In the last few years, queue management systems have been proposed for distributing incoming and outgoing traffic to and from a host through a network interface card (NIC) with multiple queues. FIG. 1 illustrates one such system. Specifically, it illustrates (1) multiple virtual machines (VMs) 102 that execute on a host computer (not shown), and (2) a NIC 100 that has multiple queues. As shown in this figure, each queue has a receive side set 104 of buffers and a transmit side set 106 of buffers to handle respectively incoming and outgoing traffic. The system has four types of queues, which are: a default queue 105, several non-default queues 115, LRO (large receive offload) queues 120 and RSS (receive side scaling) queues 125. The latter two types of queues are specialty queues tied to specific hardware LRO and RSS functionalities supported by the NIC.
The queue management system of FIG. 1 distributes traffic to and from the virtual machines (VMs) across multiple queues. In this system, all VMs start out in a default queue 105. A VM is moved out from the default queue to a non-default queue 115 whenever its traffic exceeds a given threshold. When moving a VM out from the default queue, this implementation always moves a VM to the least-loaded non-default queue regardless of the requirements of the VM. This causes three major problems.
First, since the current implementation chooses a non-default queue without considering the VM's traffic type, VMs with special requirements might be interfered by other VMs. For example, if a special VM that transmits and receives latency-sensitive traffic, shares the same queue with several other VMs running less latency-sensitive, throughput-intensive workloads, the latency and jitter of the special VM will certainly be affected.

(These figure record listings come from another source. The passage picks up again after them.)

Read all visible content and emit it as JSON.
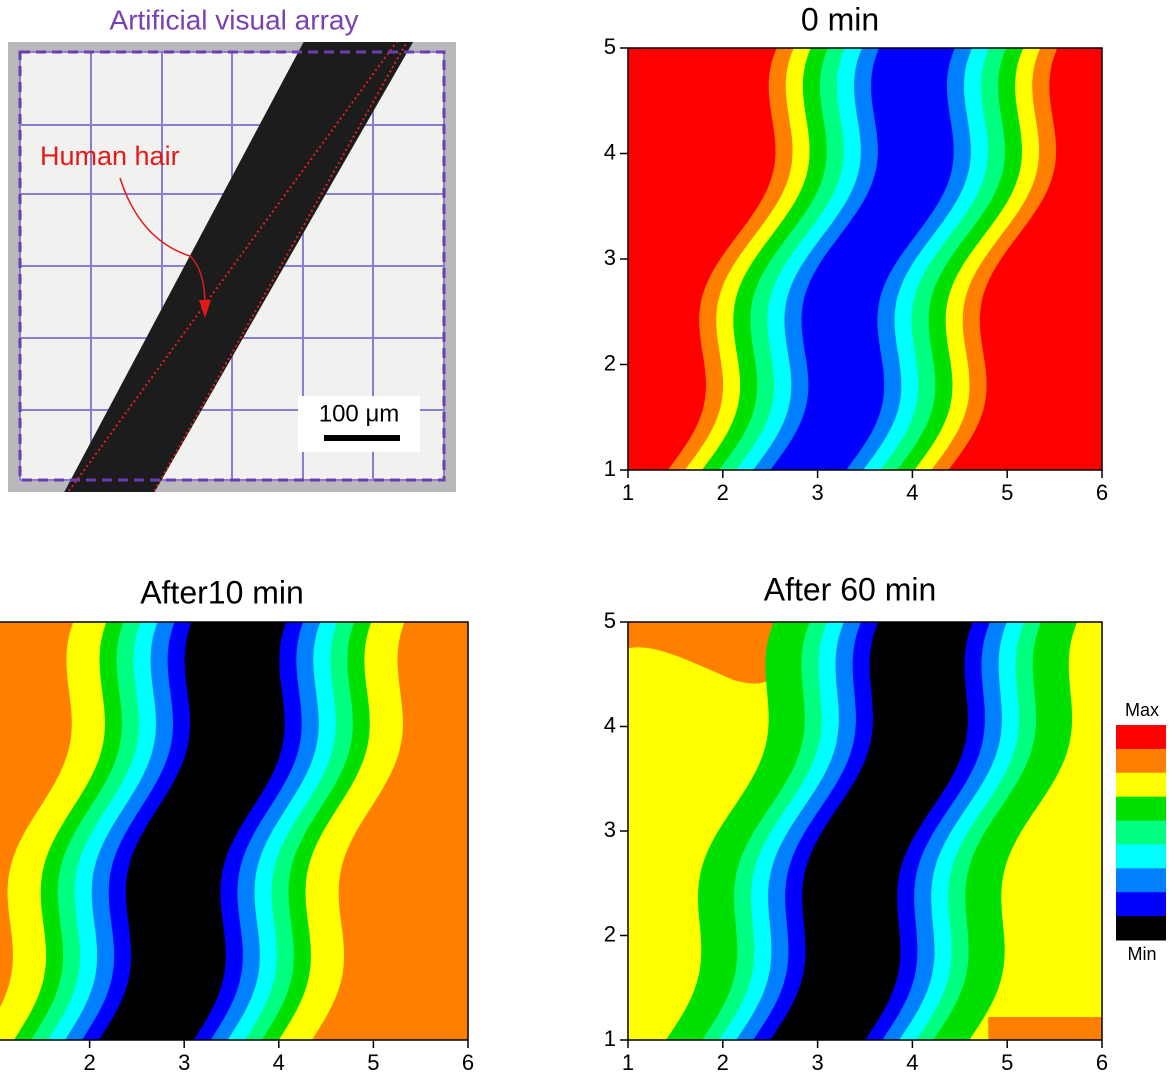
{
  "chart_data": [
    {
      "type": "image",
      "title": "Artificial visual array",
      "annotation": "Human hair",
      "scale_bar": "100 μm"
    },
    {
      "type": "contour",
      "title": "0 min",
      "xlim": [
        1,
        6
      ],
      "ylim": [
        1,
        5
      ],
      "xticks": [
        1,
        2,
        3,
        4,
        5,
        6
      ],
      "yticks": [
        1,
        2,
        3,
        4,
        5
      ]
    },
    {
      "type": "contour",
      "title": "After10 min",
      "xlim": [
        1,
        6
      ],
      "ylim": [
        1,
        5
      ],
      "xticks": [
        2,
        3,
        4,
        5,
        6
      ]
    },
    {
      "type": "contour",
      "title": "After 60 min",
      "xlim": [
        1,
        6
      ],
      "ylim": [
        1,
        5
      ],
      "xticks": [
        1,
        2,
        3,
        4,
        5,
        6
      ],
      "yticks": [
        1,
        2,
        3,
        4,
        5
      ]
    },
    {
      "type": "colorbar",
      "max_label": "Max",
      "min_label": "Min",
      "colors": [
        "#ff0000",
        "#ff8000",
        "#ffff00",
        "#00e000",
        "#00ff80",
        "#00ffff",
        "#0080ff",
        "#0000ff",
        "#000000"
      ]
    }
  ]
}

Queue 150 in FIG. 1 is an example of an overloaded queue that has traffic for both a low latency required (LLR) VM 152 and several high latency tolerating (HLT) VMs. In this situation, the LLR VM 152 might not be able to send and receive traffic within the maximum latency that it can tolerate because of the traffic of the various HLT VMs.
The second problem with this implementation is that it statically assigns fixed number of queues to one of the three different non-default pools of queues, which are non-default queues 115, LRO (large receive offload) queues 120 and RSS (receive side scaling) queues 125. In this approach, each pool has all of its queues assigned and allocated during the driver initialization. By default, each pool will get the same amount of queues, even if the pool is in fact not in use. This results in a performance issue when a pool needs more queues to sustain the traffic as the overloaded pool will never be able to take over free queues from other pools and thus can never grow further, even if the system has the capacity.
The third problem is that queue assignment for a VM is one-time, i.e., once the VM moves to a queue, it will never be moved to another non-default queue. This causes two issues. First, because the assignment is one-time, if a VM later needs more resources to grow the traffic, it might end up being limited by the utilization of its current queue. Even if there is a less-busy queue that has more room to grow, this prior approach does not allow the VM to take the chance. In addition, this approach tries to statically keep all queues busy, even if not so many queues are needed to serve the traffic. Since this approach has a dedicated kernel context for each queue, having unnecessary number of active queues results in more active contexts. These active contexts will inevitably halt other contexts (such as vCPU) when an interrupt arrives. Therefore, the host ends up spending more cycles doing context switches, which hurts VM consolidation ratio.